Betty Turpin said her son told her that she had so many children because God wanted her to. She said her son shared his Pentecostal Christian faith, but that he was not affiliated with a church in California.

"I feel they were model Christians," he said. "It's hard to believe all this … Over the years, the Lord knows what happened."

James Turpin said during his visit, "They all seemed to me well adjusted, they were not skinny or anything, they were happy to see us."

He said they were dealing with social workers to try to communicate with their grandchildren, who are hospitalized while recovering from their long experience of years.

On Wednesday, authorities searched the couple's current home in Perris, 60 miles southeast of Los Angeles, where one of the daughters, a 17-year-old girl, jumped out the window and called 911 on Sunday. The investigators pulled out dozens of boxes, what appeared to be two safety boxes and pieces of a bed frame.

Some brothers were chained to furniture in the four-room malodorous house that seemed perfectly normal from the outside.

The Turpins have lived in two communities in Riverside County since moving to California in 2011, and police said they were never called to either of the two homes or to the reports filed by the child protection services.

It is not clear what motivated the Turpins to live a secluded life with their large offspring or what happened in the house.

It is also not clear why the teenager fled when she did, breaking a silence that probably lasted for years.

Psychiatrists say that even in cases of extreme deprivation, it is common for feelings of helplessness or confusion to remain in place despite opportunities to flee.
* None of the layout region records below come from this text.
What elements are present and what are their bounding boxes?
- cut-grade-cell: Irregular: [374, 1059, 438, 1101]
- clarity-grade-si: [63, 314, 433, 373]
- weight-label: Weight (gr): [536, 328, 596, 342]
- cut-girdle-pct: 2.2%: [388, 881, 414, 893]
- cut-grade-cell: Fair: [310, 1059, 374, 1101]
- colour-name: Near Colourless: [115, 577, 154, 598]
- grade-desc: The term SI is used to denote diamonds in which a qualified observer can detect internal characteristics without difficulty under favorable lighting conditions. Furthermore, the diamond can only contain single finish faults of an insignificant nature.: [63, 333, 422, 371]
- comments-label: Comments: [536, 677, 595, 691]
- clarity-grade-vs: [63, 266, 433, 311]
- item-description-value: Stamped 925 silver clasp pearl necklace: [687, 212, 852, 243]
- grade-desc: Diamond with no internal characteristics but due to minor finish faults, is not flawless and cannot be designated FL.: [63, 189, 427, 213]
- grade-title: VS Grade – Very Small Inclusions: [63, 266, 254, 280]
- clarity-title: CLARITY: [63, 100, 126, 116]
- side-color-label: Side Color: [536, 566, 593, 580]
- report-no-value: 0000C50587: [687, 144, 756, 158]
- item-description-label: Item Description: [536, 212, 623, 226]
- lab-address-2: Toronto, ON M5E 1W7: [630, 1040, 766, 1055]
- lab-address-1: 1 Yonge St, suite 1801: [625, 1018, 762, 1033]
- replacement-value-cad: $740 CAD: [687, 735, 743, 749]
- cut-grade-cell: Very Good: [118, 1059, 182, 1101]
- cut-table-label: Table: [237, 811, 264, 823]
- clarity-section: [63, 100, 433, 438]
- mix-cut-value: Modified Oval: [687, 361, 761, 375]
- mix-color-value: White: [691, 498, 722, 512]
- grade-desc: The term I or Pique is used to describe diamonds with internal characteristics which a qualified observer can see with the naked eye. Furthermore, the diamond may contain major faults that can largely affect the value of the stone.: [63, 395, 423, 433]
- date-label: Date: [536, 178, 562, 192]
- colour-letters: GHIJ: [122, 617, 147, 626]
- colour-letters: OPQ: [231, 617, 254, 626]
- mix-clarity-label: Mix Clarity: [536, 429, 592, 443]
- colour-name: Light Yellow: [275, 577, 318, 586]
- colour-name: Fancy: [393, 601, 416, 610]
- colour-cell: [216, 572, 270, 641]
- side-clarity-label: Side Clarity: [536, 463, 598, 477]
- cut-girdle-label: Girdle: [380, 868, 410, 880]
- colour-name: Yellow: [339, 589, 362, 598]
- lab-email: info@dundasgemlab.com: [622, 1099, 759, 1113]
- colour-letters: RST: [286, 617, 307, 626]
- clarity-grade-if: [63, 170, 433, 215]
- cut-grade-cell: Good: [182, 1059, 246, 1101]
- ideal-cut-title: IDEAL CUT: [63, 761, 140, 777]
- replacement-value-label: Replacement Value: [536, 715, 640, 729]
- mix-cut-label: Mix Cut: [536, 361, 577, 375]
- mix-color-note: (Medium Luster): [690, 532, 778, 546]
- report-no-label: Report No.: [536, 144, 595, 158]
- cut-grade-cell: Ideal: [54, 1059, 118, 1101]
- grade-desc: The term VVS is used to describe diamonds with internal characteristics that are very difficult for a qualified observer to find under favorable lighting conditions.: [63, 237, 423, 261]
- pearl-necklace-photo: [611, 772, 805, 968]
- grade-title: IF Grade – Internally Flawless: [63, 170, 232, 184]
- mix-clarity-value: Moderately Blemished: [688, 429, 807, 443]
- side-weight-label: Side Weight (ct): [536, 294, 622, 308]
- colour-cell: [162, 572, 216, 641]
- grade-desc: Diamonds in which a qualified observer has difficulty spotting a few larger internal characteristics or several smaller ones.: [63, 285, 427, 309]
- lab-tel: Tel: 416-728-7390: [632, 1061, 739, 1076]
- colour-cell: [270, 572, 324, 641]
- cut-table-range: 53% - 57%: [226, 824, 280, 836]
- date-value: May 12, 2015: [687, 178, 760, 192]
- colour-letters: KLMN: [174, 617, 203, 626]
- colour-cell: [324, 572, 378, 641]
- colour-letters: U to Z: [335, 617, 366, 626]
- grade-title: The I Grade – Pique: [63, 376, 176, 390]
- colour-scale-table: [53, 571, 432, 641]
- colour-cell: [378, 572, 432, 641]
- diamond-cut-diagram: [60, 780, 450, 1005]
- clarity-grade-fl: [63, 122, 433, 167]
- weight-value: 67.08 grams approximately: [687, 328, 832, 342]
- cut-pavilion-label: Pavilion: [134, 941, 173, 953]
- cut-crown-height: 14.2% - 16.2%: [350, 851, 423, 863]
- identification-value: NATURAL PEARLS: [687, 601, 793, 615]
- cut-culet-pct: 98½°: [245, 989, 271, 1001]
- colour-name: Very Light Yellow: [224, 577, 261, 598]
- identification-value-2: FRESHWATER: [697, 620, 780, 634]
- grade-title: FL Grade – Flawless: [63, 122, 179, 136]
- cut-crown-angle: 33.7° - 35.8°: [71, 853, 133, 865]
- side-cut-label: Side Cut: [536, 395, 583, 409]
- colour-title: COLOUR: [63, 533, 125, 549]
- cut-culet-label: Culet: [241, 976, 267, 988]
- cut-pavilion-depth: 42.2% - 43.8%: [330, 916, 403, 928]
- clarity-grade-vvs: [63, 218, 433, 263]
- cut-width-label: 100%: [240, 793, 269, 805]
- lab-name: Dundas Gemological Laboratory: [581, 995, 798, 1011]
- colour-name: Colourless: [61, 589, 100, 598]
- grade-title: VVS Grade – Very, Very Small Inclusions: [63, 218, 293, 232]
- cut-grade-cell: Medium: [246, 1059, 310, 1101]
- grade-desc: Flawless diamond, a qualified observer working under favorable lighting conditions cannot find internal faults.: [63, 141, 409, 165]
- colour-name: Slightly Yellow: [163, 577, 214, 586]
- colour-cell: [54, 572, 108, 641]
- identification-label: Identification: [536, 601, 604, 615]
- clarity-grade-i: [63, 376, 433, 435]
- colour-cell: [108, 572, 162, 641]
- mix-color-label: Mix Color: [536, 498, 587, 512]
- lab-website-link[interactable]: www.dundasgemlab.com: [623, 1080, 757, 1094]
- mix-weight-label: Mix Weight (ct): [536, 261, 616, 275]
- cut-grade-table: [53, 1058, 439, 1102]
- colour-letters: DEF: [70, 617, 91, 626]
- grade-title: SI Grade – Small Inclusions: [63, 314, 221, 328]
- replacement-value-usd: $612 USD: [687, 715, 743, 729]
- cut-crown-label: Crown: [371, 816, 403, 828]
"This happens all the time, the number of people who would respond immediately to an opportunity they could leave is very small compared to the number of people who would have this paralysis and insecurity and confusion about what to do," said Dr. Bruce Perry, a psychiatrist and senior member of the ChildTrauma Academy in Houston.

The vulnerable girl could have been embarrassed, beaten or threatened with violence and only after many missed opportunities did she probably have the courage to act, Perry said.

"It's pretty remarkable that she did that," he said. "The power that must have been exercised to keep such a family together for so long must have been quite sophisticated."

The writers of The Associated Press Emily Schmall in Rio Vista, Texas, and Andrew Dalton in Los Angeles contributed to this report.